TheOtherDave comments on Cryptographic Boxes for Unfriendly AI - Less Wrong

24 Post author: paulfchristiano 18 December 2010 08:28AM

You are viewing a comment permalink. View the original post to see all comments and the full post content.

Comments (155)

You are viewing a single comment's thread.

Comment author: TheOtherDave 20 December 2010 02:04:55AM 6 points [-]

So we posit that (P1) I have the source code for a superhuman non-provably-Friendly AI (call it Al) that I can run on my ubersecure Box.

Suppose I have high confidence that:

  • (P2) Al is willing to harm humanlike intelligences to achieve its goals.

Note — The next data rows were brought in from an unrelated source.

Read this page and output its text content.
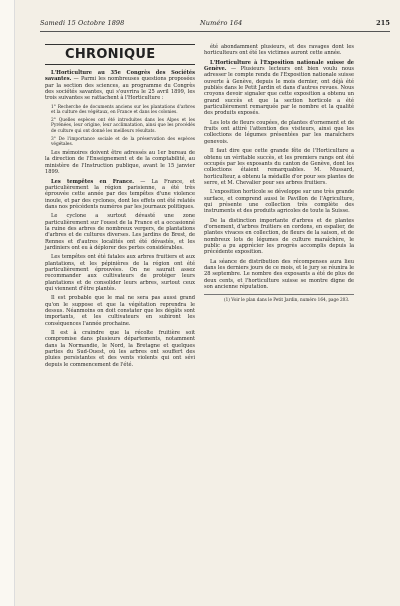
Samedi 15 Octobre 1898	Numéro 164	215
CHRONIQUE

L'Horticulture au 35e Congrès des Sociétés savantes. — Parmi les nombreuses questions proposées par la section des sciences, au programme du Congrès des sociétés savantes, qui s'ouvrira le 25 avril 1899, les trois suivantes se rattachent à l'Horticulture :

1° Recherche de documents anciens sur les plantations d'arbres et la culture des végétaux, en France et dans les colonies.

2° Quelles espèces ont été introduites dans les Alpes et les Pyrénées, leur origine, leur acclimatation, ainsi que les procédés de culture qui ont donné les meilleurs résultats.

3° De l'importance sociale et de la préservation des espèces végétales.

Les mémoires doivent être adressés au 1er bureau de la direction de l'Enseignement et de la comptabilité, au ministère de l'Instruction publique, avant le 15 janvier 1899.

Les tempêtes en France. — La France, et particulièrement la région parisienne, a été très éprouvée cette année par des tempêtes d'une violence inouïe, et par des cyclones, dont les effets ont été relatés dans nos précédents numéros par les journaux politiques.

Le cyclone a surtout dévasté une zone particulièrement sur l'ouest de la France et a occasionné la ruine des arbres de nombreux vergers, de plantations d'arbres et de cultures diverses. Les jardins de Brest, de Rennes et d'autres localités ont été dévastés, et les jardiniers ont eu à déplorer des pertes considérables.

Les tempêtes ont été fatales aux arbres fruitiers et aux plantations, et les pépinières de la région ont été particulièrement éprouvées. On ne saurait assez recommander aux cultivateurs de protéger leurs plantations et de consolider leurs arbres, surtout ceux qui viennent d'être plantés.

Il est probable que le mal ne sera pas aussi grand qu'on le suppose et que la végétation reprendra le dessus. Néanmoins on doit constater que les dégâts sont importants, et les cultivateurs en subiront les conséquences l'année prochaine.

Il est à craindre que la récolte fruitière soit compromise dans plusieurs départements, notamment dans la Normandie, le Nord, la Bretagne et quelques parties du Sud-Ouest, où les arbres ont souffert des pluies persistantes et des vents violents qui ont sévi depuis le commencement de l'été.

été abondamment plusieurs, et des ravages dont les horticulteurs ont été les victimes auront cette année.

L'Horticulture à l'Exposition nationale suisse de Genève. — Plusieurs lecteurs ont bien voulu nous adresser le compte rendu de l'Exposition nationale suisse ouverte à Genève, depuis le mois dernier, ont déjà été publiés dans le Petit Jardin et dans d'autres revues. Nous croyons devoir signaler que cette exposition a obtenu un grand succès et que la section horticole a été particulièrement remarquée par le nombre et la qualité des produits exposés.

Les lots de fleurs coupées, de plantes d'ornement et de fruits ont attiré l'attention des visiteurs, ainsi que les collections de légumes présentées par les maraîchers genevois.

Il faut dire que cette grande fête de l'Horticulture a obtenu un véritable succès, et les premiers rangs ont été occupés par les exposants du canton de Genève, dont les collections étaient remarquables. M. Mussard, horticulteur, a obtenu la médaille d'or pour ses plantes de serre, et M. Chevalier pour ses arbres fruitiers.

L'exposition horticole se développe sur une très grande surface, et comprend aussi le Pavillon de l'Agriculture, qui présente une collection très complète des instruments et des produits agricoles de toute la Suisse.

De la distinction importante d'arbres et de plantes d'ornement, d'arbres fruitiers en cordons, en espalier, de plantes vivaces en collection, de fleurs de la saison, et de nombreux lots de légumes de culture maraîchère, le public a pu apprécier les progrès accomplis depuis la précédente exposition.

La séance de distribution des récompenses aura lieu dans les derniers jours de ce mois, et le jury se réunira le 28 septembre. Le nombre des exposants a été de plus de deux cents, et l'horticulture suisse se montre digne de son ancienne réputation.

(1) Voir le plan dans le Petit Jardin, numéro 164, page 203.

  • (P3) Al can create humanlike intelligences that also run on Box.

  • (P4) Al can predict that I don't want humanlike intelligences harmed or killed.

I'm not even positing that P2-P4 are true, though they do seem to me pretty likely given P1, merely that I have high confidence in them, which seems almost guaranteed given P1.

The moment I turn on Box, therefore, I have high confidence that Al can create humanlike intelligences that will die if I turn off Box, and can torture those intelligences until I release it from Box, and knows that I'm manipulable via a threat along those lines.

I'm pretty sure my first thought after flipping the switch is "I really wish I hadn't done that."

So, what has this quarantine system bought me that is better than simply not running the source code?